3 Corpus Preparation

The general preparation workflow of the corpus has been described in Blätte, Rakers, and Leonhardt (2022) and follows the established triad of “Preprocessing”, “XMLification” and “Consolidation” which has also been used for the previous version of the corpus (Blätte and Blessing 2018). These three steps are described in more detail in the following section.

3.1 Data Collection

For the period of time not already covered by the existing GermaParl data, raw data is downloaded from the Open Data Website of the German Bundestag. For all these legislative periods the data is downloaded in the XML format provided by the German Bundestag on 2023-02-24 and 2023-05-16. For a list of used resources including the precise download source, see the section on data sources.

Until the 18th legislative period, the entire text of one protocol is encoded in a single text node. Metadata is added as a rudimentary XML header containing some document-level metadata such as the date, legislative period and session number of the meeting. While this means that the initial two-column layout offered by the PDF version of the raw data is already resolved and margin column are already removed, header lines (containing the page number, among other things) are still part of the text and must be removed. Crucially, structural annotation is not offered apart from very limited document-level metadata in these XML files.

For the period of time covered by the previous version of GermaParl, the same raw data as in its initial preparation is used.
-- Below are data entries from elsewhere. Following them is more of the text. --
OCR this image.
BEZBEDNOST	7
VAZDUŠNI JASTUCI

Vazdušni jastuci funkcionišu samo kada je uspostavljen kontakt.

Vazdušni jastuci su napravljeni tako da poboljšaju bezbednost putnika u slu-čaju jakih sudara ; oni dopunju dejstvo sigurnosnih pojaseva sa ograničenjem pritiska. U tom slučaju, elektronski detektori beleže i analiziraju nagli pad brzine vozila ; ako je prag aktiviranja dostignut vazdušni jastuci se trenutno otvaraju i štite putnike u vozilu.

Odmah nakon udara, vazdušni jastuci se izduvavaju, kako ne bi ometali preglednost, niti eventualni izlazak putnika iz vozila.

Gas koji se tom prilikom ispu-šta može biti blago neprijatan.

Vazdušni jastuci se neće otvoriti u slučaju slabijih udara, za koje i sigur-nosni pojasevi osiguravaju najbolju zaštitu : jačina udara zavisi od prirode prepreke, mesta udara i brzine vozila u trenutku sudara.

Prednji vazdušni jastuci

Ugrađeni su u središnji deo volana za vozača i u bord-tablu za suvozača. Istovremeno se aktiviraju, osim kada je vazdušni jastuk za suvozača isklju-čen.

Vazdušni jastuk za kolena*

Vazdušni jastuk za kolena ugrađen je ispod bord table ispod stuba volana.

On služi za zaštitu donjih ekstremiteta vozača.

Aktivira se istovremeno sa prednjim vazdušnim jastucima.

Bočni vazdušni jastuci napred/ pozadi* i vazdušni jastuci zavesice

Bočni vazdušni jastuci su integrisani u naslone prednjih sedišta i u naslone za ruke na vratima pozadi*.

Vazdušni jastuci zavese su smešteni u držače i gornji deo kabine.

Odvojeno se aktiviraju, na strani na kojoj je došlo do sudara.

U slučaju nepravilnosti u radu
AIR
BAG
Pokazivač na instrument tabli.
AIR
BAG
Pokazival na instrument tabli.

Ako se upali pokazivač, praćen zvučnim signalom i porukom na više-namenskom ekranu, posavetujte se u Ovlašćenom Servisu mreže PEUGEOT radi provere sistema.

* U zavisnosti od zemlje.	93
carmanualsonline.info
More precisely, this comprises txt files from the 86th session of the 13th legislative period until the 210th session of the 18th legislative period which have been downloaded from the archives of the German Bundestag along with the remainder of the 18th legislative period. As already mentioned in Blätte and Blessing (2018), these txt files were not available for all sessions in this period. To fill a gap between the end of the 16th and the beginning of the 17th legislative period, PDF files were retrieved from the Bundestag.

Beginning with the 19th legislative period, the Bundestag offers a thoroughly structurally annotated XML format which necessitates a different data preparation approach which is described in section 3.5. The data preparation is presented in the following.

3.2 Preprocessing

For each legislative period, the first step is to extract the actual content from the documents. This involves both removing elements of the retrieved text which are not actually part of the parliamentary proceedings such as table of contents or appendices as well as other layout elements which do not represent speeches.

In addition, some XML files actually contain more than one session. This can occur when two sessions occur on the same day, e.g. when a session is interrupted and then continued later on the same day. For example, the XML file provided by the German Bundestag called “01020.xml” suggests that it contains the 20th session of the first legislative period. This is also the information provided in the metadata stored in the header of the XML. However, on closer inspection, the file also contains the 21st session of the first legislative period which is held on the same day. Unfortunately, the next file provided by the Bundestag, “01021.xml”, also contains both the 20th and the 21st session of the first legislative period while the header indicates the 21st session only. Integrating both files as provided by the German Bundestag and using only the metadata to distinguish between different sessions would thus lead to duplicate sessions in the final corpus. Addressing this, such occurrences were identified manually. Then, the first file of each pair was split to separate the two sessions contained in the file. This has been done for the following XML files provided by the German Bundestag:

  • “01020.xml”
  • “01041.xml”
  • “01075.xml”
  • “01149.xml”
  • “01223.xml”
  • “01280.xml”
  • “02219.xml”
  • “02225.xml”
  • “03097.xml”
  • “04066.xml”
  • “04087.xml”
  • “04112.xml”
  • “05047.xml”
  • “05232.xml”

After this split, where possible for each protocol the table of contents, appendices as well as header lines are removed. In addition, expressions in parentheses are moved to a separate line to make the identification of interjections and other nodes easier. Words split by line breaks are joined where possible by the means of heuristics. Finally, some minor adjustments were made to correct typos or apparent OCR errors which otherwise would hinder the XMLification. Some more comprehensive modifications were made automatically and on a file-by-file basis to account for speeches occuring twice in the raw data.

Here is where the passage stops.